On February 17, 2011, The US Food and Drug Administration issued warnings to the public stating that injectable Terbutaline, a potent bronchodilator indicated for the treatment of acute airway narrowing, should not be used for the long term prevention of preterm labor. The FDA now recommends that Terbutaline be used (if at all for this off label purpose) for no more than 48-72 hours because of its potential to cause maternal cardiac arrhythmias (irregular and potentially deadly heart rhythms). Likewise, the FDA warns against using oral Terbutaline because it has not been shown to be efficacious in preventing preterm labor and has similar safety concerns as the injectable form. The FDA requires that all forms of Terbutaline (oral, injectable and subcutaneous pump) carry Black Box warnings and contraindications for use. The decision to require the addition of a Boxed Warning and Contraindication is based on new safety information received and reviewed by the FDA.
Terbutaline was first indicated and used for the treatment of acute bronchospasm for respiratory conditions such as asthma, bronchitis and emphysema in 1976. Terbutaline belongs to a class of drugs called Beta Adrenergic Receptor Agonists. The anticholinergic properties of the drug can cause dangerous and potentially lethal heart arrhythmias. As indicated for bronchospasm, typically once the acute airway narrowing has been reversed, Terbutaline is stopped and patients are switched to maintenance medications. Terbutaline was never intended for long term use.
Terbutaline became popular for the treatment of preterm labor in the late 1990′s when some cases of preterm labor appeared to respond to the drug. However, Terbutaline has not been efficacious across the board and studies of the drug in injectable, oral and even continuous infusion have shown no efficacy. Terbutaline, a vasoconstrictor, was thought to slow and subsequently halt contractions. However, no matter what the “supposed” effect, there is no medical evidence that Terbutaline, whether injected or taken orally, does anything to halt preterm labor. In 2008, The FDA issued a “Dear Colleague” response to a citizen’s petition, yet it is still being used for the treatment of preterm labor despite its potential for serious and even fatal cardiac complications. To date, 16 maternal deaths can be attributed to cardiac arrest as a result of Terbutaline administration.
It’s amazing to see that with all of the current data, some even amassed by the FDA itself, The FDA still has not come out and issued a complete halt to the use of Terbutaline as a tocolytic treatment for preterm labor. Why is this? With the known side effects, the fact that it is used off label and with the lack of evidence-based medicine to back it up, why hasn’t the FDA made the clear statement, “Do Not use Terbutaline in any form as a treatment for preterm labor?”
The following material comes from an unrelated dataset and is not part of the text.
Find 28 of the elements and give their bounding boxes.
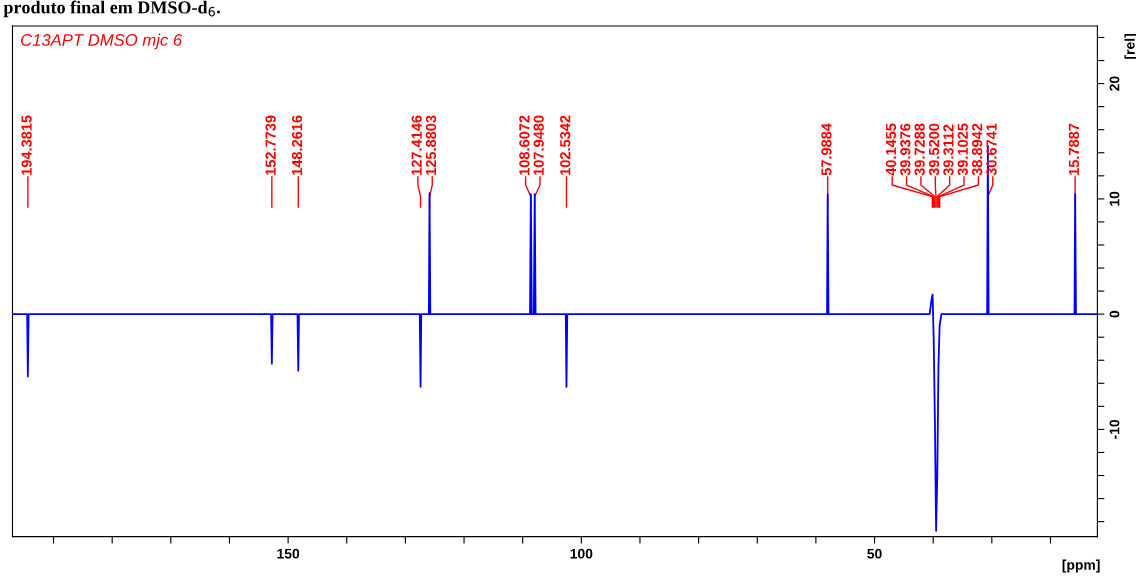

Perhaps the FDA feels that by prohibiting the use of Terbutaline, they will be reducing the number of treatments available for obstetricians to use with cases of preterm labor. But if this treatment has no evidence that it is efficacious, I fail to see the loss. We all know that treating women with preterm labor is tricky and the truth of the matter is that there are very few reliable, effective treatments. But the answer is not to continue using treatments without evidence of benefit yet with serious, potentially fatal side effects.
If the FDA, obstetricians and others are truly concerned that there aren’t enough efficacious treatments available for preventing preterm labor, I believe that their efforts would be better spent canvassing for support and funding for research for effective treatments rather than trying to make a clearly inappropriate treatment suitable. How many more women (and perhaps babies) will have to lose their lives to Terbutaline treatment before we begin to look elsewhere for treatments for preterm labor?